Nato and the United States had sought to limit the fallout of Saturday's attack as Pakistan shut vital supply routes to the 140,000 foreign troops serving in Afghanistan and ordered a review of its US alliance.
Washington has backed a full inquiry and sent its condolences, while Nato chief Anders Fogh Rasmussen on Sunday voiced regret over the “tragic, unintended” killings, but did not issue a full apology.
In response Pakistan has dug in its heels, reacting furiously to what it called an “unprovoked” strike, worsening US-Pakistani relations already in crisis after the killing in May of Osama bin Laden north of Islamabad by US special forces.

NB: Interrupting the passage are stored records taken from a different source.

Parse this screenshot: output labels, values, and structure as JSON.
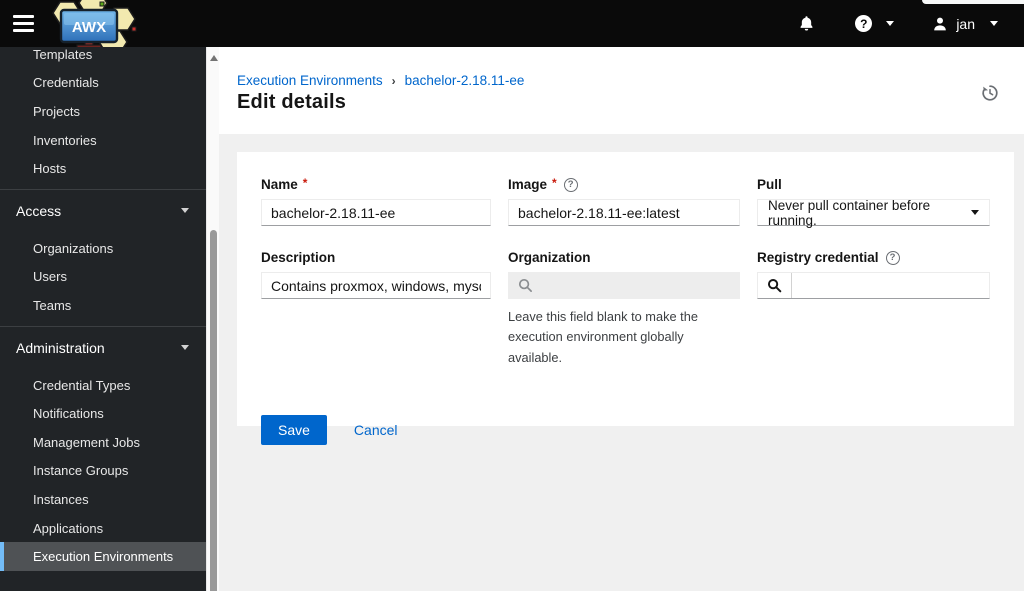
{
  "icons": {
    "question_mark": "?",
    "required_asterisk": "*",
    "breadcrumb_separator": "›"
  },
  "colors": {
    "masthead_bg": "#0a0a0a",
    "sidebar_bg": "#212427",
    "sidebar_selected_bg": "#4f5255",
    "sidebar_selected_border": "#73bcf7",
    "content_bg": "#f0f0f0",
    "card_bg": "#ffffff",
    "accent_blue": "#0066cc",
    "required_red": "#c9190b"
  },
  "masthead": {
    "logo_text": "AWX",
    "user_name": "jan"
  },
  "sidebar": {
    "top_items": [
      "Templates",
      "Credentials",
      "Projects",
      "Inventories",
      "Hosts"
    ],
    "groups": [
      {
        "label": "Access",
        "items": [
          "Organizations",
          "Users",
          "Teams"
        ]
      },
      {
        "label": "Administration",
        "items": [
          "Credential Types",
          "Notifications",
          "Management Jobs",
          "Instance Groups",
          "Instances",
          "Applications",
          "Execution Environments"
        ]
      }
    ],
    "selected_item": "Execution Environments"
  },
  "breadcrumb": {
    "links": [
      "Execution Environments",
      "bachelor-2.18.11-ee"
    ]
  },
  "page": {
    "title": "Edit details"
  },
  "form": {
    "fields": {
      "name": {
        "label": "Name",
        "value": "bachelor-2.18.11-ee"
      },
      "image": {
        "label": "Image",
        "value": "bachelor-2.18.11-ee:latest"
      },
      "pull": {
        "label": "Pull",
        "selected_option": "Never pull container before running."
      },
      "description": {
        "label": "Description",
        "value": "Contains proxmox, windows, mysql, za..."
      },
      "organization": {
        "label": "Organization",
        "value": "",
        "helper_text": "Leave this field blank to make the execution environment globally available."
      },
      "registry_credential": {
        "label": "Registry credential",
        "value": ""
      }
    },
    "actions": {
      "save_label": "Save",
      "cancel_label": "Cancel"
    }
  }
}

In an interview with CNN, Prime Minister Yousuf Raza Gilani said incidents such as at the Nato cross-border attack further alienated the Pakistani masses, leaving his government isolated in its unpopular alliance with the US.
“Business as usual will not be there, therefore we have to have something bigger so that to satisfy my nation, the entire country,” he said in English.

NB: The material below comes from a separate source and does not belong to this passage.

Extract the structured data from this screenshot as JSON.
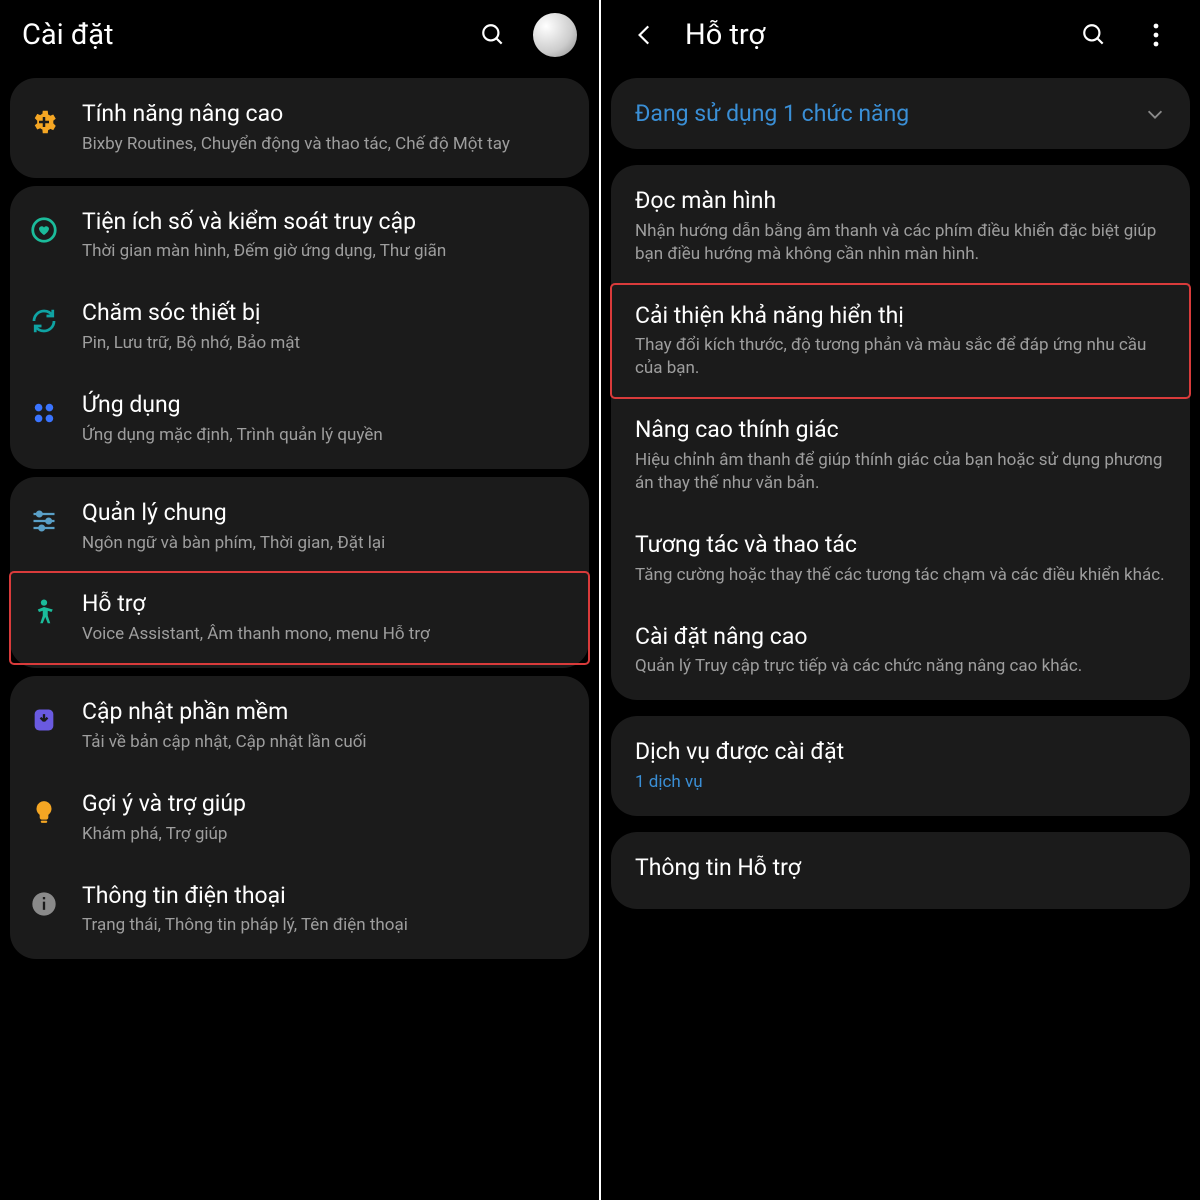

Asked whether the US-Pakistani alliance can continue, he replied: “That can continue on mutual respect and mutual interest”, adding that both were currently lacking.
“If I can't protect the sovereignty of my country how can we say it's a mutual respect and mutual interest?”
It remains unclear what happened at the dead of night in some of the most hostile terrain on Earth. Afghan and Western officials reportedly said the Pakistanis opened fire first. Pakistan insists the attack was unprovoked.
Nato and Afghan forces “were fired on from a Pakistani army base”, a Western official told the Wall Street Journal. “It was a defensive action.” An Afghan border police commander, speaking on condition of anonymity as officials have been told not to speak to media before an investigation is completed, said Nato troops hardly ever open fire unless they are attacked.
“To me it's almost clear that they (Isaf) came under fire from that area. Without that they would have not returned fire,” he told AFP.
He said Taliban, Afghan security forces as well Pakistani security forces have posts very close to each other due to the rugged, mountainous terrain.
“This is not true. They are making up excuses. And by the way, what are their losses, casualties?” Major General Athar Abbas, Pakistan's chief military spokesman, wrote to AFP in a text message.
He later told Pakistani television channel Geo that 72 Pakistani soldiers have been killed and 250 wounded by fire from across the Afghan border over the last three years.
Asked about expressions of regret by Nato he said: “We do not accept it because such kind of attacks have been taking place in the past... Our leadership will decide about further reaction.” British newspaper The Daily Telegraph on Monday quoted wounded survivors of the raid, who insisted they were victims of an unprovoked attack.
In retaliation, Islamabad has blocked Nato convoys from crossing into Afghanistan, ordered a review of its alliance with the US and is mulling whether to boycott a key conference on Afghanistan next month.
Nato says that for now its troops will not be affected by the disruption.
Hundreds of enraged Pakistanis took to the streets for a third day on Monday, blocking roads to demand that Pakistan end its troubled alliance with the United States.
Key ally China, seen by Islamabad as a crucial counterweight to American influence, said it was “deeply shocked” and called for an investigation.
On the Fox News Sunday talk show, US lawmakers vented frustration over Pakistan, with Republican Senator Jon Kyl demanding Islamabad cooperate with the United States in order to maintain billions of dollars in financial aid.
But John Bolton, a former US ambassador to the United Nations, laid bare the dilemma for Washington in handling nuclear-armed Pakistan, which has received up to $20 billion in US aid over the last 10 years.
“As long as that country has nuclear weapons that could fall into the hands of radicals and be a threat worldwide, they have incredible leverage,” he said.